Last Wednesday, the U of T Environmental Resource Network, COP21 UofT Students, and the University of Toronto Students’ Union (UTSU) Sustainability Commission hosted “What’s Next Canada?” a panel and roundtable discussion on COP21’s impact on environmental policy.
COP21 saw the leaders of 195 countries gather to develop a carbon emissions reduction plan that would keep global warming “well below” 2°C, with an intended target of 1.5°C. What resulted was the Paris Agreement, an accord.
Keith Stewart, climate and energy campaign coordinator for Greenpeace and panelist at Wednesday’s event said that, from a scientific perspective, the Paris Agreement “was a complete and utter disaster.” Studies have suggested that if all countries meet their carbon emissions targets — also known as intended nationally determined contributions (INDCs) — the global temperature will rise to about 3°C by the year 2100.
Stewart was not completely pessimistic. He noted that, from a political perspective, COP21 had the best possible outcome that could have been realistically expected.
Experts present at the panel said that the Paris climate talks boasted a level of transparency and cooperation around climate change unseen at previous COPs. Paris’ bottom-up approach to climate diplomacy resulted in participation across the board, and the agreement’s mandatory five-year cycles of INDC review should keep countries transparent and accountable.
“So part of what we learned going into Paris, was you actually need movements in countries that put pressure on politicians … so those governments can and will do more,” said Stewart.
Wednesday’s panelists all pushed the idea that COP21’s success were due to the collective efforts of society and will continue to be dependent on them.
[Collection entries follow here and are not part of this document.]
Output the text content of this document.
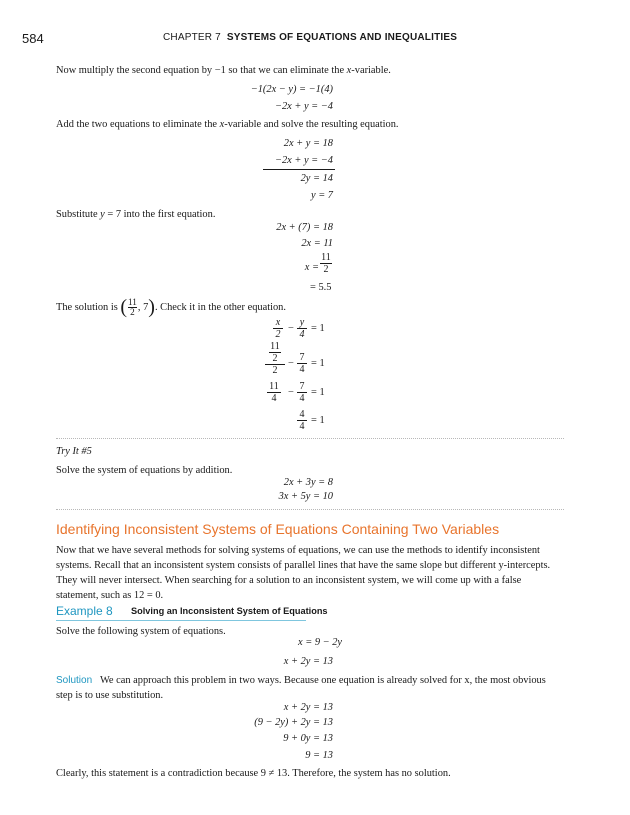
584	CHAPTER 7 SYSTEMS OF EQUATIONS AND INEQUALITIES

Now multiply the second equation by −1 so that we can eliminate the x-variable.

−1(2x − y) = −1(4)
−2x + y = −4

Add the two equations to eliminate the x-variable and solve the resulting equation.

2x + y = 18
−2x + y = −4
2y = 14
y = 7

Substitute y = 7 into the first equation.

2x + (7) = 18
2x = 11
x =
11
2
= 5.5

The solution is ( $\frac{11}{2}$ , 7). Check it in the other equation.

x
2
−
y
4
= 1
11
2
2
−
7
4
= 1
11
4
−
7
4
= 1
4
4
= 1
Try It #5

Solve the system of equations by addition.

2x + 3y = 8
3x + 5y = 10
Identifying Inconsistent Systems of Equations Containing Two Variables

Now that we have several methods for solving systems of equations, we can use the methods to identify inconsistent systems. Recall that an inconsistent system consists of parallel lines that have the same slope but different y-intercepts. They will never intersect. When searching for a solution to an inconsistent system, we will come up with a false statement, such as 12 = 0.

Example 8 Solving an Inconsistent System of Equations

Solve the following system of equations.

x = 9 − 2y
x + 2y = 13

Solution We can approach this problem in two ways. Because one equation is already solved for x, the most obvious step is to use substitution.

x + 2y = 13
(9 − 2y) + 2y = 13
9 + 0y = 13
9 = 13

Clearly, this statement is a contradiction because 9 ≠ 13. Therefore, the system has no solution.
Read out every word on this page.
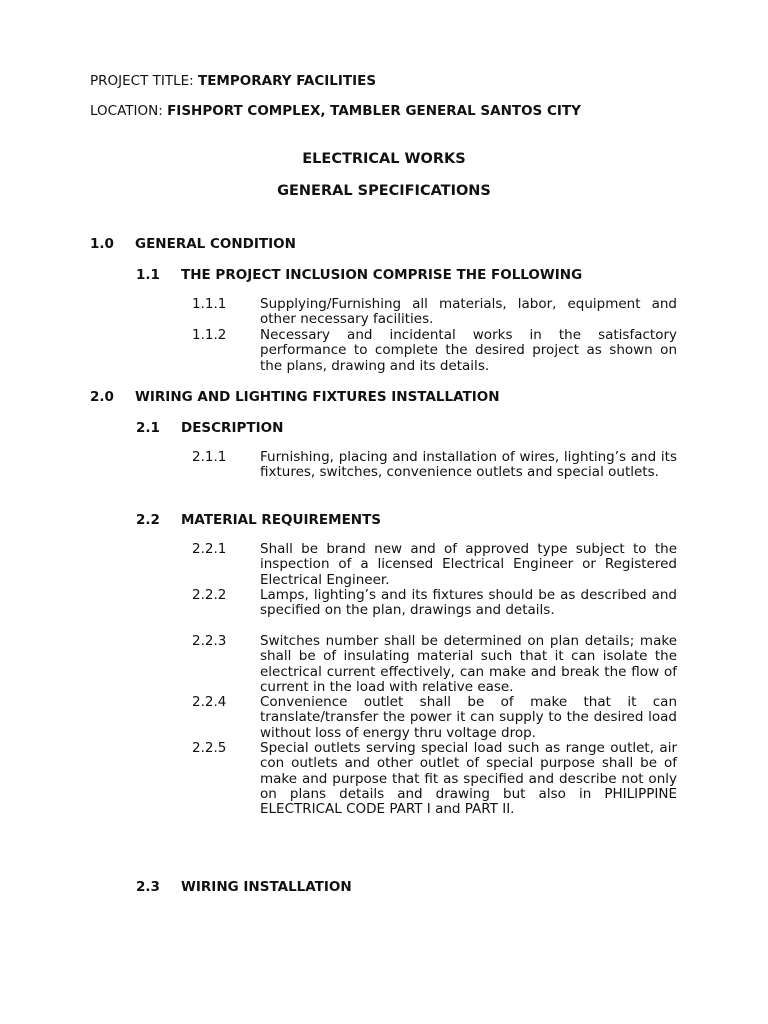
PROJECT TITLE: TEMPORARY FACILITIES
LOCATION: FISHPORT COMPLEX, TAMBLER GENERAL SANTOS CITY
ELECTRICAL WORKS
GENERAL SPECIFICATIONS
1.0 GENERAL CONDITION
1.1 THE PROJECT INCLUSION COMPRISE THE FOLLOWING
1.1.1 Supplying/Furnishing all materials, labor, equipment and other necessary facilities.
1.1.2 Necessary and incidental works in the satisfactory performance to complete the desired project as shown on the plans, drawing and its details.
2.0 WIRING AND LIGHTING FIXTURES INSTALLATION
2.1 DESCRIPTION
2.1.1 Furnishing, placing and installation of wires, lighting’s and its fixtures, switches, convenience outlets and special outlets.
2.2 MATERIAL REQUIREMENTS
2.2.1 Shall be brand new and of approved type subject to the inspection of a licensed Electrical Engineer or Registered Electrical Engineer.
2.2.2 Lamps, lighting’s and its fixtures should be as described and specified on the plan, drawings and details.
2.2.3 Switches number shall be determined on plan details; make shall be of insulating material such that it can isolate the electrical current effectively, can make and break the flow of current in the load with relative ease.
2.2.4 Convenience outlet shall be of make that it can translate/transfer the power it can supply to the desired load without loss of energy thru voltage drop.
2.2.5 Special outlets serving special load such as range outlet, air con outlets and other outlet of special purpose shall be of make and purpose that fit as specified and describe not only on plans details and drawing but also in PHILIPPINE ELECTRICAL CODE PART I and PART II.
2.3 WIRING INSTALLATION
“The history of environmental policy is that it comes from civil society,” said panelist Douglas MacDonald, professor at U of T’s School of the Environment. “If there is not the push, you won’t find the action coming out of either governments or business.”
Alice Zhu, UTSU sustainability commissioner, panel organizer, and third-year environmental chemistry student, said that environmental organizations and movements are needed to trigger political action in Canada.
“This is what this conference [What’s Next For Canada?] is all about. It’s about telling people that we need to pressure the Canadian government to increase our emission reduction targets,” Zhu said. “[R]ight now it is not adequate.”
Panelist Joy Kennedy, from the Commission on Justice and Peace, said that there has not been a concerted effort from academia toward tackling climate change; she argued that academia needs to implement climate change education across all of its disciplines.